ALMOST inevitably uneven though it is, Lavery’s play certainly succeeds in conveying the urgency and importance of the issues raised by Sheku Bayoh’s death. His demise came five years before George Floyd’s life was so brutally snuffed out by Minneapolis police officer, and now convicted murderer, Derek Chauvin. It is, surely, to Scotland’s shame that Bayoh’s loved ones are still waiting for justice.

Screen 9 (Pleasance @ EICC, ends today) is another immensely timely piece of theatre. Indeed, when the young theatre-makers of Piccolo Theatre created the show, which is about the infamous mass shooting in a cinema in Aurora, Colorado, in 2012, they could never have imagined that, within two days of their Fringe run beginning, the UK would experience the terrible mass gun murders in Plymouth.

The National:

The cast of Screen 9, a play about the cinema shooting in Aurora, Colorado

The appalling events in Devon add a terrible immediacy to Kate Barton’s verbatim piece about the Colorado atrocity and its aftermath.
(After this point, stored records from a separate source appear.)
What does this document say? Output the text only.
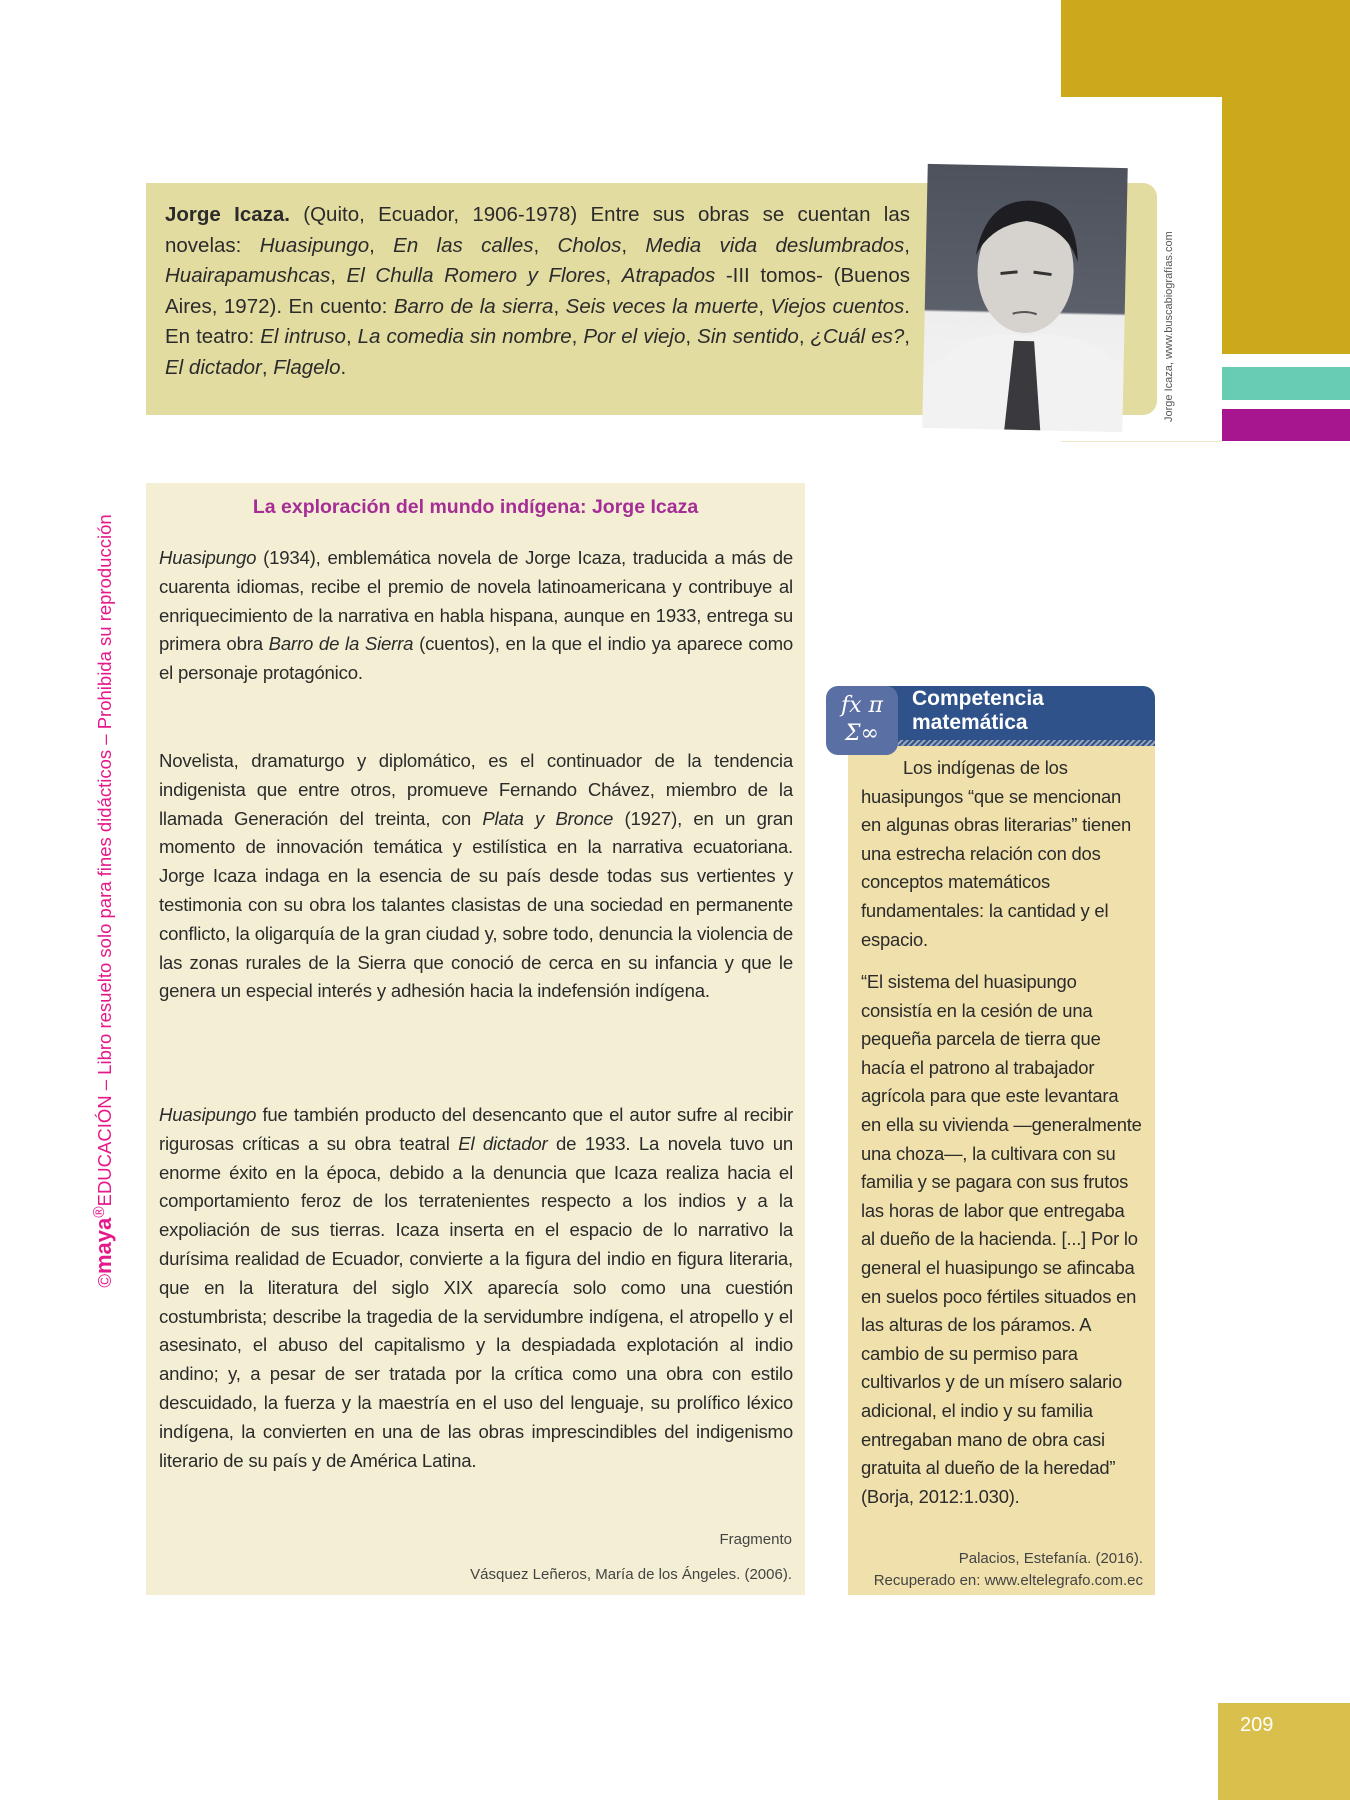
Jorge Icaza. (Quito, Ecuador, 1906-1978) Entre sus obras se cuentan las novelas: Huasipungo, En las calles, Cholos, Media vida deslumbrados, Huairapamushcas, El Chulla Romero y Flores, Atrapados -III tomos- (Buenos Aires, 1972). En cuento: Barro de la sierra, Seis veces la muerte, Viejos cuentos. En teatro: El intruso, La comedia sin nombre, Por el viejo, Sin sentido, ¿Cuál es?, El dictador, Flagelo.	Jorge Icaza, www.buscabiografías.com
©maya®EDUCACIÓN – Libro resuelto solo para fines didácticos – Prohibida su reproducción
La exploración del mundo indígena: Jorge Icaza
Huasipungo (1934), emblemática novela de Jorge Icaza, traducida a más de cuarenta idiomas, recibe el premio de novela latinoamericana y contribuye al enriquecimiento de la narrativa en habla hispana, aunque en 1933, entrega su primera obra Barro de la Sierra (cuentos), en la que el indio ya aparece como el personaje protagónico.
Novelista, dramaturgo y diplomático, es el continuador de la tendencia indigenista que entre otros, promueve Fernando Chávez, miembro de la llamada Generación del treinta, con Plata y Bronce (1927), en un gran momento de innovación temática y estilística en la narrativa ecuatoriana. Jorge Icaza indaga en la esencia de su país desde todas sus vertientes y testimonia con su obra los talantes clasistas de una sociedad en permanente conflicto, la oligarquía de la gran ciudad y, sobre todo, denuncia la violencia de las zonas rurales de la Sierra que conoció de cerca en su infancia y que le genera un especial interés y adhesión hacia la indefensión indígena.
Huasipungo fue también producto del desencanto que el autor sufre al recibir rigurosas críticas a su obra teatral El dictador de 1933. La novela tuvo un enorme éxito en la época, debido a la denuncia que Icaza realiza hacia el comportamiento feroz de los terratenientes respecto a los indios y a la expoliación de sus tierras. Icaza inserta en el espacio de lo narrativo la durísima realidad de Ecuador, convierte a la figura del indio en figura literaria, que en la literatura del siglo XIX aparecía solo como una cuestión costumbrista; describe la tragedia de la servidumbre indígena, el atropello y el asesinato, el abuso del capitalismo y la despiadada explotación al indio andino; y, a pesar de ser tratada por la crítica como una obra con estilo descuidado, la fuerza y la maestría en el uso del lenguaje, su prolífico léxico indígena, la convierten en una de las obras imprescindibles del indigenismo literario de su país y de América Latina.
Fragmento
Vásquez Leñeros, María de los Ángeles. (2006).
fx π Σ∞
Competencia
matemática
Los indígenas de los huasipungos “que se mencionan en algunas obras literarias” tienen una estrecha relación con dos conceptos matemáticos fundamentales: la cantidad y el espacio.
“El sistema del huasipungo consistía en la cesión de una pequeña parcela de tierra que hacía el patrono al trabajador agrícola para que este levantara en ella su vivienda —generalmente una choza—, la cultivara con su familia y se pagara con sus frutos las horas de labor que entregaba al dueño de la hacienda. [...] Por lo general el huasipungo se afincaba en suelos poco fértiles situados en las alturas de los páramos. A cambio de su permiso para cultivarlos y de un mísero salario adicional, el indio y su familia entregaban mano de obra casi gratuita al dueño de la heredad” (Borja, 2012:1.030).
Palacios, Estefanía. (2016).
Recuperado en: www.eltelegrafo.com.ec
209
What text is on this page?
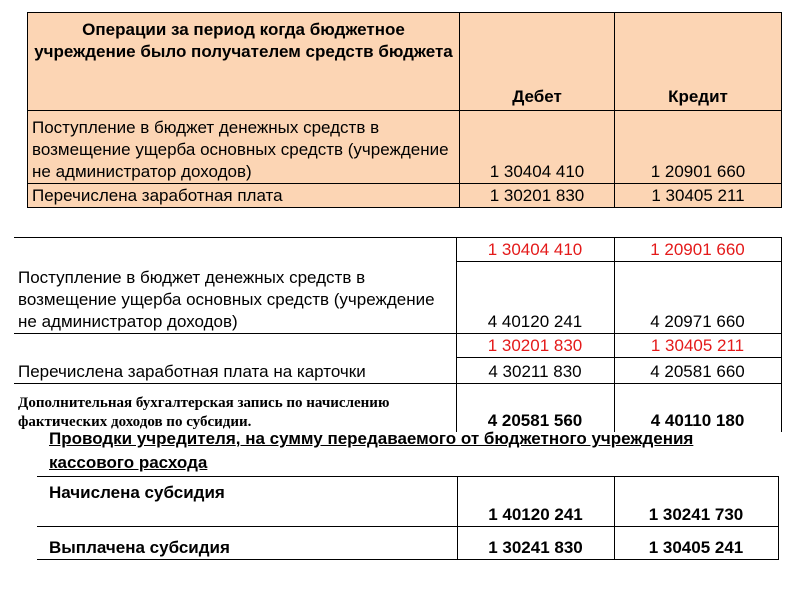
Операции за период когда бюджетное учреждение было получателем средств бюджета	Дебет	Кредит
Поступление в бюджет денежных средств в возмещение ущерба основных средств (учреждение не администратор доходов)	1 30404 410	1 20901 660
Перечислена заработная плата	1 30201 830	1 30405 211
	1 30404 410	1 20901 660
Поступление в бюджет денежных средств в возмещение ущерба основных средств (учреждение не администратор доходов)	4 40120 241	4 20971 660
	1 30201 830	1 30405 211
Перечислена заработная плата на карточки	4 30211 830	4 20581 660
Дополнительная бухгалтерская запись по начислению фактических доходов по субсидии.	4 20581 560	4 40110 180
Проводки учредителя, на сумму передаваемого от бюджетного учреждения кассового расхода
Начислена субсидия	1 40120 241	1 30241 730
Выплачена субсидия	1 30241 830	1 30405 241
On July 20, 2012, at a midnight screening of the new Batman movie The Dark Knight Rises, gunman James Holmes set off tear gas grenades in Screen 9 of the Century 16 cinema.

He then opened fire, murdering 12 people. Holmes also maimed and injured a further 70 people, 58 of them with gunshot wounds.

The play, which is staged in partnership with US-based charity Survivors Empowered, uses testimony of survivors of the massacre to convey the shock and horror of Holmes’s assault.

Barton’s carefully constructed text expresses strongly and compellingly the terror of the attack, the desperate attempts by people to escape, to protect others, even to see the murderous shooter through the tear gas.

The play also reflects movingly on the immediate aftermath, including the desperate attempts by paramedics and police to get wounded people to hospital. Furthermore, an interesting strand in the drama gives expression to the differing opinions on gun control that are held among survivors of the mass homicide.

VITALLY important though the issues raised by the play are, however, the production never quite finds a way to dramatise the material sufficiently. A long segment in which the actors sit in the midst of the audience recounting testimony makes conceptual sense (as if placing us all, cast and theatre-goers alike, in a cinema hall), but it makes for ineffective theatre.

The moments, during scenes in which survivors meet, in which people attempt to comfort each other physically, clash awkwardly with the general stasis of the piece. They also highlight the uneven acting abilities of the four-strong cast.

As we know from Scottish hit play Black Watch, verbatim testimony works best in the theatre when it is invigorated with imaginative dramatisation. Screen 9, sadly, has much too little of that.